The U.S. Department of the Interior and the Bureau of Safety and Environmental Enforcement announced final well control regulations for offshore drilling last week. The rules will purportedly make offshore drilling safer and are a consequence of the administration’s desire to prevent well control events like the 2010 BP Deepwater Horizon blowout, which killed 11 workers and leaked millions of gallons of oil into the Gulf of Mexico.

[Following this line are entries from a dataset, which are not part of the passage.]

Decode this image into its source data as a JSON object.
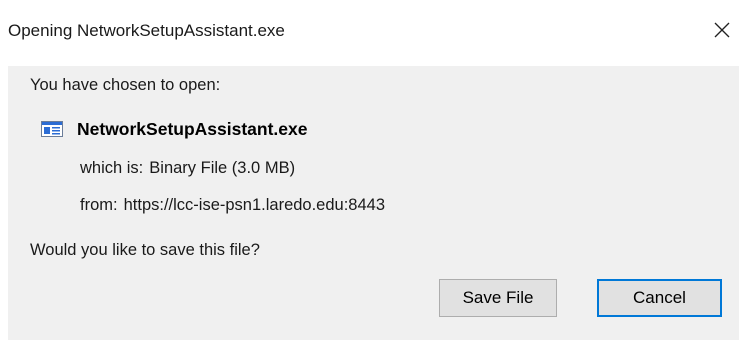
{
  "window": {
    "title": "Opening NetworkSetupAssistant.exe",
    "close_icon": "close-icon"
  },
  "dialog": {
    "intro": "You have chosen to open:",
    "file": {
      "icon": "executable-file-icon",
      "name": "NetworkSetupAssistant.exe"
    },
    "type": {
      "label": "which is:",
      "value": "Binary File (3.0 MB)"
    },
    "source": {
      "label": "from:",
      "value": "https://lcc-ise-psn1.laredo.edu:8443"
    },
    "question": "Would you like to save this file?",
    "buttons": {
      "save": "Save File",
      "cancel": "Cancel"
    }
  },
  "colors": {
    "content_background": "#f0f0f0",
    "button_background": "#e1e1e1",
    "focus_border": "#0078d7",
    "file_icon_blue": "#2b6cd4"
  }
}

A main focus of the rules is the blowout preventer (BOP), a device which failed in the Deepwater Horizon tragedy. The new regulations require that companies use better equipped BOPs and require the devices to be broken down and inspected every five years. In addition, the regulations set forth standards for, among other things, the design, casing and cementing of wells, as well as requiring real-time monitoring of the drilling of complex wells by experts onshore.

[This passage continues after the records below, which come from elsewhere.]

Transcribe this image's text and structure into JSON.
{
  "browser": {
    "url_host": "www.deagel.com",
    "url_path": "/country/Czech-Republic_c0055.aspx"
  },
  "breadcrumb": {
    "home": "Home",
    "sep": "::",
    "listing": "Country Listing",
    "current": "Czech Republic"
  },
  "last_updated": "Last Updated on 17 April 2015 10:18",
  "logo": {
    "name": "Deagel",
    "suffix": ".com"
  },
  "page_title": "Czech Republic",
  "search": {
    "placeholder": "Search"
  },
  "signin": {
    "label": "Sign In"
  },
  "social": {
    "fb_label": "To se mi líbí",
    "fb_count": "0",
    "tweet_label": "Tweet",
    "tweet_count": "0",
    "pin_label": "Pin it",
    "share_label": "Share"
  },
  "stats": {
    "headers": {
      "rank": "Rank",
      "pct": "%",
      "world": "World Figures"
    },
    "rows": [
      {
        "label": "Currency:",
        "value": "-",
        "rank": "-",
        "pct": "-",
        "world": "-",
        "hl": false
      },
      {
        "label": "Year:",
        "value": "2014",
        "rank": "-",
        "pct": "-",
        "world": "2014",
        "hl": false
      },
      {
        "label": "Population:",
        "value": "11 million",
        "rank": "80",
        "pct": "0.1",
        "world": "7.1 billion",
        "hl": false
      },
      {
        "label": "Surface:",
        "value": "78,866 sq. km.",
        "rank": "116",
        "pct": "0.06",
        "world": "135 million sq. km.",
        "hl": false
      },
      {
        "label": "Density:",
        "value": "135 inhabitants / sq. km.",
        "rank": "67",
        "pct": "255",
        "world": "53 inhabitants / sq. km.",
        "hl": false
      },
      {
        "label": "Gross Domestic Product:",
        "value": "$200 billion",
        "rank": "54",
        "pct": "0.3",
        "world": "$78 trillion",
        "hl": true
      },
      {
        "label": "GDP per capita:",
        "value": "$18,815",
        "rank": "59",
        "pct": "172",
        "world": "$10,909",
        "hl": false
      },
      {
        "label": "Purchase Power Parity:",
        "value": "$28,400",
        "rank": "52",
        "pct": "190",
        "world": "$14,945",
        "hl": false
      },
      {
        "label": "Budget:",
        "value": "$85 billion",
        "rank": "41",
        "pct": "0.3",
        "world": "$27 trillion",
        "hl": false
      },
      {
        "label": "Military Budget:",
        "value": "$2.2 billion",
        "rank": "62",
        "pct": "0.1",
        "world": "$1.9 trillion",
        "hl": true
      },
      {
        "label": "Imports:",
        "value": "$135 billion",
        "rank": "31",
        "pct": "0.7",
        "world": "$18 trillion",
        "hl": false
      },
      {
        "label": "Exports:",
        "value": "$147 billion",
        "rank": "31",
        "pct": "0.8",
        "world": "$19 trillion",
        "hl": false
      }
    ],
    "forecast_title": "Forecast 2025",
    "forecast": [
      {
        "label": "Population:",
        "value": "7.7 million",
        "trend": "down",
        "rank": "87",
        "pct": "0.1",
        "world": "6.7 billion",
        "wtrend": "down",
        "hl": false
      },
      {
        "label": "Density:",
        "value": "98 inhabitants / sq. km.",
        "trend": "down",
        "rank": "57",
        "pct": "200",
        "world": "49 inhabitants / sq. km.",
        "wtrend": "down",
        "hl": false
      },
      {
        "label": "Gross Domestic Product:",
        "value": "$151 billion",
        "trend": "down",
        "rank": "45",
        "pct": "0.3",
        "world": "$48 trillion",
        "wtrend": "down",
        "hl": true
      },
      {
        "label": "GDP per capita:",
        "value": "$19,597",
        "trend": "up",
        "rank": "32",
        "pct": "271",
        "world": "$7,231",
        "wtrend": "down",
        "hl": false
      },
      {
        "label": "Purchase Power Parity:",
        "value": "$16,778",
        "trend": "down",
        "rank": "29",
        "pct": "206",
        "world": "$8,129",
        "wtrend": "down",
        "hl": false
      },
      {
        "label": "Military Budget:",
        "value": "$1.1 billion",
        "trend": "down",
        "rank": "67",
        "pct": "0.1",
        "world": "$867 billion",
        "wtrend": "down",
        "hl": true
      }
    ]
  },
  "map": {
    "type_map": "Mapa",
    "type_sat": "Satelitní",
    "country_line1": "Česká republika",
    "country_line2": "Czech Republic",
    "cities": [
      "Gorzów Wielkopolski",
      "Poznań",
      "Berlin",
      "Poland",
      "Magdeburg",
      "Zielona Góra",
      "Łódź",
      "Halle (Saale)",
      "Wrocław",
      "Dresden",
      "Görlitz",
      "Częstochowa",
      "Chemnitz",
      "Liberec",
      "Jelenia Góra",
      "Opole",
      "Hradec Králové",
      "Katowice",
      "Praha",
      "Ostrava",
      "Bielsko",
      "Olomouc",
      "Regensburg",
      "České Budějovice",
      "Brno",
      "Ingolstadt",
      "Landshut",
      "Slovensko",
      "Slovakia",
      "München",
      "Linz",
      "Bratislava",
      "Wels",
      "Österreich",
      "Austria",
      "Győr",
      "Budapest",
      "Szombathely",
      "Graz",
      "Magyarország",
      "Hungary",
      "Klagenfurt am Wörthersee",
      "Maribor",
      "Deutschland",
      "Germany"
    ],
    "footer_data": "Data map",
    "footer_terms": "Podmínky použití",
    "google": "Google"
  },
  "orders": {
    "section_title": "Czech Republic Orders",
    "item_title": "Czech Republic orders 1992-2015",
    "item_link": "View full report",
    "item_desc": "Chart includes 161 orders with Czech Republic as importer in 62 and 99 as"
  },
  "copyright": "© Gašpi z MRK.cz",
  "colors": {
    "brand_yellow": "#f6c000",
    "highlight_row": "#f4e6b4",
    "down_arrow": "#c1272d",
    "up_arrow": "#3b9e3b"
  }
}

Environmental groups have praised the rules, while some industry leaders and politicians have cited potential dire consequences of the increased cost, including a 55 percent drop in exploration, leading to a possible $70 billion in lost tax revenue and up to 190,000 lost jobs. The government estimates the cost to be $890 million over the next ten years, while the American Petroleum Institute estimated a daunting $31.8 billion over the same time period.
Companies will have at least three months to comply with the new rules. New drilling rigs are being constructed in accordance with industry standards that were used as a foundation for the regulations.